Midori, hija del daimio Niu de la provincia de Satsuma, le había ayudado a identificar al asesino de su hermana, acción que había ocasionado su destierro a un remoto convento. Sano había empleado sus influencias para llevarla de vuelta a Edo y conseguirle un puesto como dama de compañía en el castillo, una condición deseable para las chicas de familia distinguida. No había vuelto a ver a Midori, pero ella le había enviado una carta donde expresaba su deseo de compensarlo por su amabilidad.
Después de contarle la historia a Hirata, añadió:
– Asegúrate de hablar con ella y de decirle que trabajas para mí. A lo mejor te da alguna información de utilidad sobre los asuntos del Interior Grande.
Se separaron, Hirata de camino a las dependencias de las mujeres para ver a la dama Ichiteru y a Midori, y Sano en busca del teniente Kushida, el guardia de palacio que había amenazado con matar a la dama Harume.
9
Sano se abría paso a caballo por las callejuelas del barrio mercantil de Nihonbashi, entre casas de plebeyos y escaparates abiertos donde se vendía sake, aceite, cerámica, salsa de soja y otros productos. Los mercaderes regateaban con sus clientes. Peones, artesanos y amas de casa se agolpaban en las callejas patrulladas por soldados. Al otro lado de un puente que sorteaba un canal jalonado de sauces, Sano encontró una verdulería, una tienda de objetos de escritorio y varios puestos de comida. Los peatones lo saludaban amistosamente: por un azar no del todo sorprendente, su búsqueda del teniente Kushida lo había llevado a su propio territorio.
Cuando le había preguntado al comandante de la guardia de palacio por el paradero de Kushida, el hombre le había dicho: «El teniente ha sido rehabilitado en su puesto, pero no entra de servicio hasta mañana. Sin embargo, he oído que desde que lo suspendieron ronda por la Academia Sano de Artes Marciales.»
Se trataba de la escuela fundada por el difunto padre de Sano. Él mismo había dado clases en ella y había planeado dirigirla cuando su padre se jubilara, pero, al ingresar en el cuerpo de policía, su progenitor se la traspasó a un aprendiz. Aun así, Sano jamás había perdido su amor por el lugar donde aprendió el arte de la esgrima. Su madre, que no había querido trasladarse al castillo de Edo, todavía vivía en la casa contigua a la escuela. Al recibir el ascenso al cargo de sosakan-sama, se había gastado una parte de su abultado estipendio en renovar la academia. En aquel momento, al desmontar en el exterior de la larga y baja edificación, examinó con orgullo los resultados. El tejado combado y lleno de goteras había sido sustituido, y la fachada había recibido una mano de revoque. Un rótulo nuevo y más grande anunciaba el nombre de la academia. Su superficie también se había ampliado hasta ocupar dos casas vecinas. Sano entró. En el interior, hileras de samuráis ataviados con uniformes blancos de algodón blandían espadas, bastones y lanzas de madera en combates simulados. Gritos y pisadas resonaban en una estruendosa cacofonía, el ruido de fondo de la infancia de Sano. El familiar hedor a sudor y aceite para el pelo impregnaba el aire. El número de matriculados había pasado de un puñado a unos trescientos, y el de personal docente, de uno a veinte.
– ¡Sano-san! ¡Bienvenido! -Hacia él se acercaba Aoki Koemon, en su día compañero de juegos y aprendiz de su padre, en la actualidad propietario y primer sensei. Le hizo una reverencia y luego se dirigió ala clase-: ¡Atención! ¡Ha llegado nuestro patrón!
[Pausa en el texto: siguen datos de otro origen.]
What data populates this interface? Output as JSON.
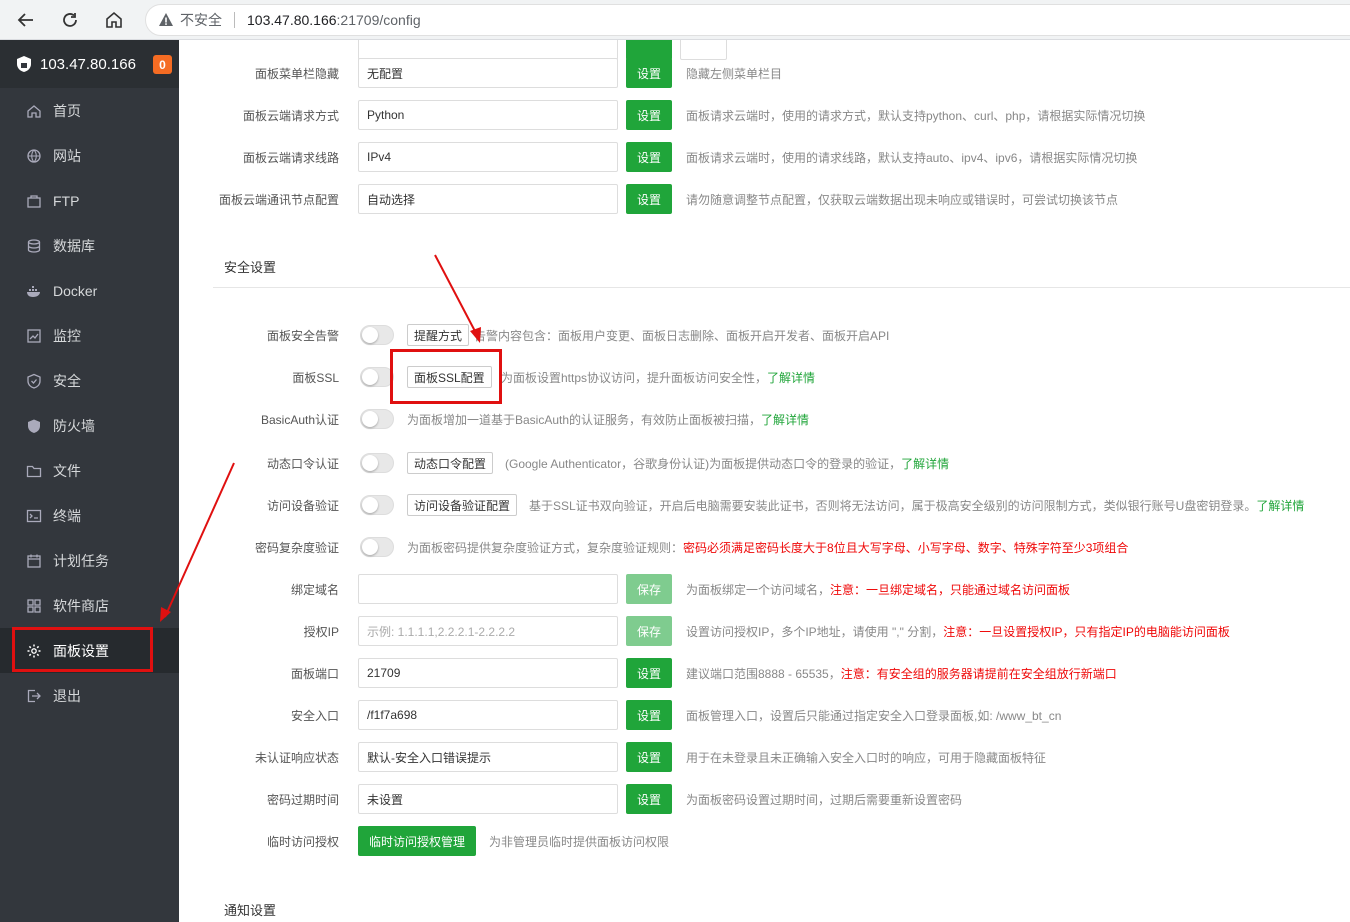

El combate cesó. En perfecto silencio, todos le hicieron una reverencia a Sano, que se sentía violento pero también gratificado. Su reputación le había dado renombre a la academia. Antes tan sólo estudiaban allí ronin y sirvientes de clase baja de clanes poco importantes. En la actualidad acudían los vasallos de Tokugawa y samuráis de las grandes familias daimio, con la esperanza de atraerse el favor de Sano y adquirir sus afamadas habilidades de combate en las clases que de vez en cuando impartía.
– Continuad donde lo habéis dejado -ordenó Sano, apenado de que su rango lo elevase por encima del lugar de su infancia, pero complacido de honrar el espíritu de su padre al compartir su éxito con la academia.
El ruido y el ajetreo se reanudaron.
– ¿Qué os trae hoy por aquí? -preguntó Koemon, un hombre bajo y fornido de rasgos amables.
– Busco a Kushida Matsutatsu.
Koemon señaló hacia el fondo de la habitación, donde un grupo de hombres recibía una lección de
– Ese es Kushida -anunció Koemon-. Es uno de nuestros mejores alumnos, y a menudo hace de instructor.